La peggior siccità degli ultimi 70 anni. Il grido d'allarme arriva dalla penisola iberica. Quello appena terminato è stato l'inverno più secco degli ultimi 70 anni e il raccolto è già rovinato. L'agricoltura di Spagna e Portogallo è pesantemente danneggiata, e l'estate non si presenta migliore. Un 30% in meno di precipitazioni rispetto alla norma, solo 10 giorni di pioggia che hanno salvato in parte la situazione, ma non hanno certo risolto il problema. E, anzi, le precipitazioni ora potrebbero essere ancor più devastanti. Le previsioni meteo, infatti, parlano di diluvi torrenziali sulla penisola iberica, con precipitazioni talmente violente da distruggere quel poco di coltivazioni che si sono salvate dalla siccità invernale.

Italia in ginocchio. Una situazione simile a quella che viene vissuta qui da noi, dove alla crisi economica e all'aumento della pressione fiscale per gli agricoltori si aggiunge un meteo impazzito. Le gelate che hanno creato disagi tra gennaio e febbraio hanno anche colpito pesantemente i campi. Confagricoltura ha lanciato l'allarme già da settimane: frutta e verdura hanno subito un duro colpo dalle nevicate abbattutesi sull'Italia e i raccolti sono a rischio. Ora, però, passato il grande freddo arriva il grande caldo. Siccità e temperature estive già ad aprile porteranno a un aumento esponenziale dei prezzi per i consumatori e a una grave crisi dell'intero settore agroalimentare. A ciò si aggiunge, per assurdo, che se alcune zone d'Italia sono andate nel caos per le forti nevicate, altre zone — come il bresciano e il Trentino — hanno vissuto un inverno senza coltre bianca. Neve che, sciogliendosi, garantisce una riserva idrica per la bella stagione e che, invece, quest'anno non ci sarà. Così diversi laghi e bacini sono a secco e, se non pioverà, creerà fortissimi danni all'agricoltura.

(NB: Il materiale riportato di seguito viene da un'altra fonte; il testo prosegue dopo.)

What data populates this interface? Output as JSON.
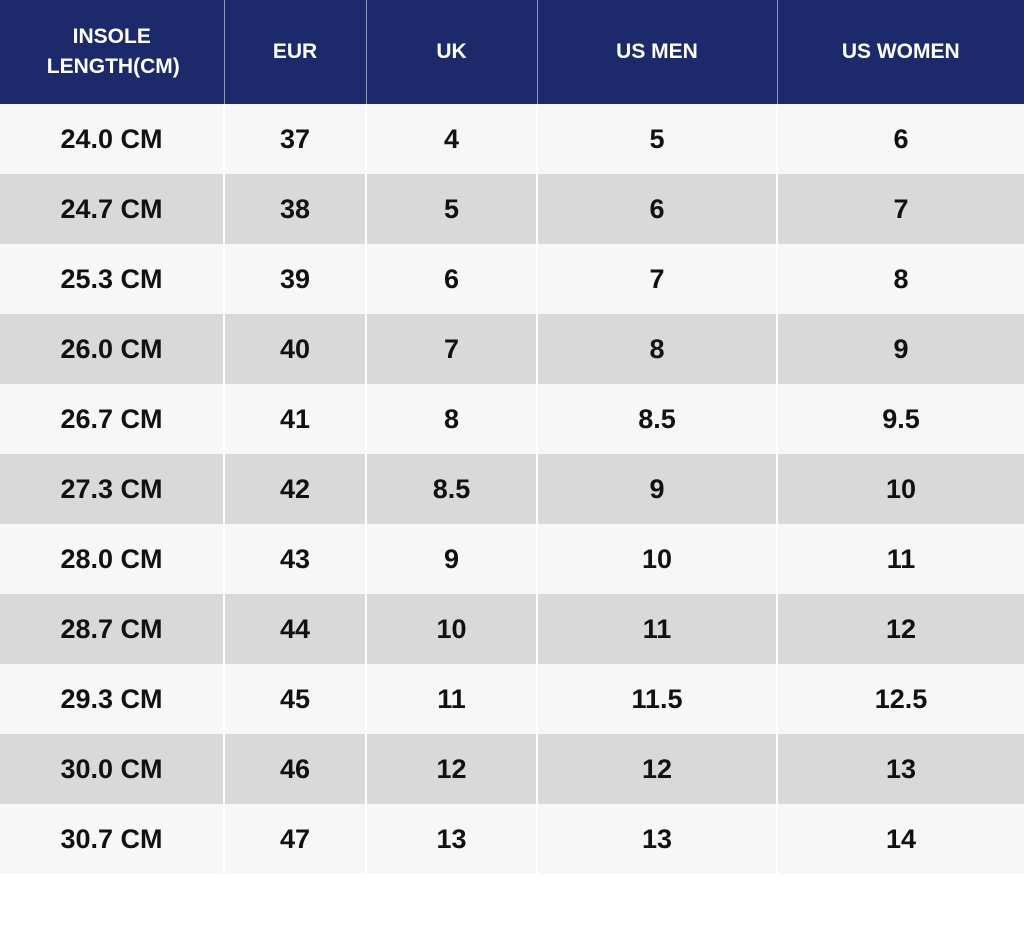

Allarmismo o realtà. Insomma, la situazione è grave. Ma un dubbio, sinceramente, nasce. Ogni inverno ci sentiamo raccontare che è il più freddo degli ultimi decenni, ogni estate vengono lanciati gli allarmi caldo, con servizi televisivi e indagini giornalistiche su siccità, problemi per la salute e quant'altro. Poi ci sono le alluvioni, faccia opposta della stessa medaglia. Problemi seri, allarmi gravi, ma che si ripropongono ciclicamente ogni anno. Manca solo l'allarme tiepido e avremmo fatto l'en plein.